Economic Success Depends On Constant Failure

By Dwight R. Lee and Richard B. McKenzie
November 14, 1996

The entire world now recognizes that private enterprise is the only road to economic prosperity. Yet the administration in Washington sees more government intrusions into the private sector as the best route to political popularity. President Clinton is staking his presidency on the belief that undermining the prosperity that everyone wants, and that only the private enterprise system can deliver, is politically clever. And he may be right.

The market economy is such a powerful engine in the production of wealth because it excels at letting people know when the resources they are using in one activity would be more productively used in another activity. That market communication not only provides important information, it comes in a form that no one can ignore, economic failure. Economic failure is to the economy what physical pain is to the body. No one enjoys pain, but without it the body would lack the information needed to maintain its health.

Those who experience unemployment feel pain, but because of that pain they are likely to obtain new employment in which they provide more value to consumers. Most unemployed workers now find new jobs within a few weeks. The evidence from Europe shows clearly that extending unemployment compensation increases the average length of unemployment and reduces the productivity of the economy.

Business failures are painful. But the only way an economy can take full advantage of the new technologies that are sweeping the globe is for some business to fail and make way for others to expand. A major reason for Japan’s rapid economic growth is a business failure rate that is higher than that of the United States. Attempts to target some American firms and industries for special government assistance would reduce economic growth.

As agricultural technology has improved, we have been able to produce more food and fiber with fewer workers and less land, making it possible to produce more of other products consumers want. The result has been painful bankruptcies for millions of farmers. In 1940, for example, there were 6.1 million farms in the United States. In 1989 there were only 2.2 million. The movement off the farm was painful for many, but it resulted in far greater wealth for the entire economy.

As consumers we all receive the general benefits of economic success because there are always a few suffering the concentrated pain of economic failure. Unfortunately, the characteristic that makes the marketplace so successful economically makes it extremely vulnerable politically. Because it provides general benefits by imposing concentrated costs, the private enterprise system finds itself in an unrelenting battle against special-interest political influence.

An industry and its workers, threatened with economic failure, can reap immediate and concentrated benefits from government action in the form of extended unemployment compensation, subsidies, loan guarantees, tax breaks, mandates, and import restrictions. Already organized through its unions and professional organizations, an industry group can easily communicate its demands in ways that politicians ignore at their peril.

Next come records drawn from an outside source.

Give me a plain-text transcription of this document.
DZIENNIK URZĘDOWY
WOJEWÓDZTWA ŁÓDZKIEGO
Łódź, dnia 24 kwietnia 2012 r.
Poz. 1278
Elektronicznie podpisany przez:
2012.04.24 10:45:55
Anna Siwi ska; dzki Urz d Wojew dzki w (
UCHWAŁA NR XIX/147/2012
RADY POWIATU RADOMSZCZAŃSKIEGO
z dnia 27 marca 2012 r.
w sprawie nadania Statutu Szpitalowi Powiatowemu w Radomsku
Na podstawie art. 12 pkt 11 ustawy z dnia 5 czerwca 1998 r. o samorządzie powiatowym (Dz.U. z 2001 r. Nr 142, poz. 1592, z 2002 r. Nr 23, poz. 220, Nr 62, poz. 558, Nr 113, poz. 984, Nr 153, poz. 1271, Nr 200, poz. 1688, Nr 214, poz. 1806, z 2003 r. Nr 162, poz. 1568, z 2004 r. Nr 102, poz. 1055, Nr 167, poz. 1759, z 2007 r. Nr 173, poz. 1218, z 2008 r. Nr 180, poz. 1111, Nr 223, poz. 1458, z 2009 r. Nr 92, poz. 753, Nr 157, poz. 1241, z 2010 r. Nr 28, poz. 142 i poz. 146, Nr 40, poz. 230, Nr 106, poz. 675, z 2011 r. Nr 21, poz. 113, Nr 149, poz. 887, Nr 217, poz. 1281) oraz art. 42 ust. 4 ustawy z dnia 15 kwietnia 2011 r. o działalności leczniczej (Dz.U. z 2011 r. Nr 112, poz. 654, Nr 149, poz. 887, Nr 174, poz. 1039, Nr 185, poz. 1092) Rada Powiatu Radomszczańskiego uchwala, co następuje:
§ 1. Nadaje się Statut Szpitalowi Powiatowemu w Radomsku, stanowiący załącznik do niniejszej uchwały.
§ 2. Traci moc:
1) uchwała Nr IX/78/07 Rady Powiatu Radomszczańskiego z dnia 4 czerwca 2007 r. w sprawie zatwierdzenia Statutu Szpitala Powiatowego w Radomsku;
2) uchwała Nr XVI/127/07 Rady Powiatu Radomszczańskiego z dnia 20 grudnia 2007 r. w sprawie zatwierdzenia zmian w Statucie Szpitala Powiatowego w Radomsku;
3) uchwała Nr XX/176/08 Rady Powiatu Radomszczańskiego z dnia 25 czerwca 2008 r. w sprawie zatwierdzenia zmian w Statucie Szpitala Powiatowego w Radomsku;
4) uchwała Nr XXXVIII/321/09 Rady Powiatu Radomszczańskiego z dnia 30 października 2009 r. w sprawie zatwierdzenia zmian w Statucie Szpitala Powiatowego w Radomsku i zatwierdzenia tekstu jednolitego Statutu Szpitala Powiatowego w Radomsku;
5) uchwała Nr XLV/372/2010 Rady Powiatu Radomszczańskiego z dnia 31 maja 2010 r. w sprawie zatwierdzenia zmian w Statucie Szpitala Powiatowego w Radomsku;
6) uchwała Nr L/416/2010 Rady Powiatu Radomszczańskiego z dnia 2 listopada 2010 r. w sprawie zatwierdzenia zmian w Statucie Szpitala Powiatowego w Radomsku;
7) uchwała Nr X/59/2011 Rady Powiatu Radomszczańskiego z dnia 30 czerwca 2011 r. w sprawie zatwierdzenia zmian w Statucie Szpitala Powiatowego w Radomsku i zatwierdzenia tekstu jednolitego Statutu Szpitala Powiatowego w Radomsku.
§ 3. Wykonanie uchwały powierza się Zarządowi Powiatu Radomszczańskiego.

The benefits an interest group thus receives are more than offset by the costs of a less productive economy. But those costs, though large in the aggregate, are spread so thinly over the entire population that they go unnoticed politically. Most people are not even aware of the slightly higher prices they pay or the slightly reduced choices they have when market competition is rendered less intense by special-interest legislation. So when considering a proposal that will protect a few against economic failure at the expense of the many, politicians can be expected to hear from the few but not from the many. As opposed to the marketplace, the political process reduces the general wealth of the economy by concealing failure rather than revealing it. Governing programs financed in the name of reducing economic failure do nothing more than reduce the visible failure to the politically privileged by increasing the invisible failure suffered by those not so privileged.

If President Clinton is serious about change, and about reducing the influence of special lobbys, he is on the wrong track. He is proposing to expand the role of government in the economy, all in the name of helping those who are facing one form of economic failure or another. No matter how well-intended those programs, or how deserving the expected recipients, the programs will invariably be taken over by organized interests that will use them to shift the cost of failure from themselves to others. That may be politically shrewd, but it’s more of the same old special-interest politics that candidate Clinton promised to change. Real change would be to put the general interest ahead of special interests by reducing futile government attempts to reduce economic failure and unleashing the full productive force of the marketplace.

Dwight R. Lee is a professor of economics at the University of Georgia. Richard B. McKenzie is a professor of economics at the University of California, Irvine. They are authors of Failure and Progress: The Bright Side of the Dismal Science (Cato Institute, 1993.)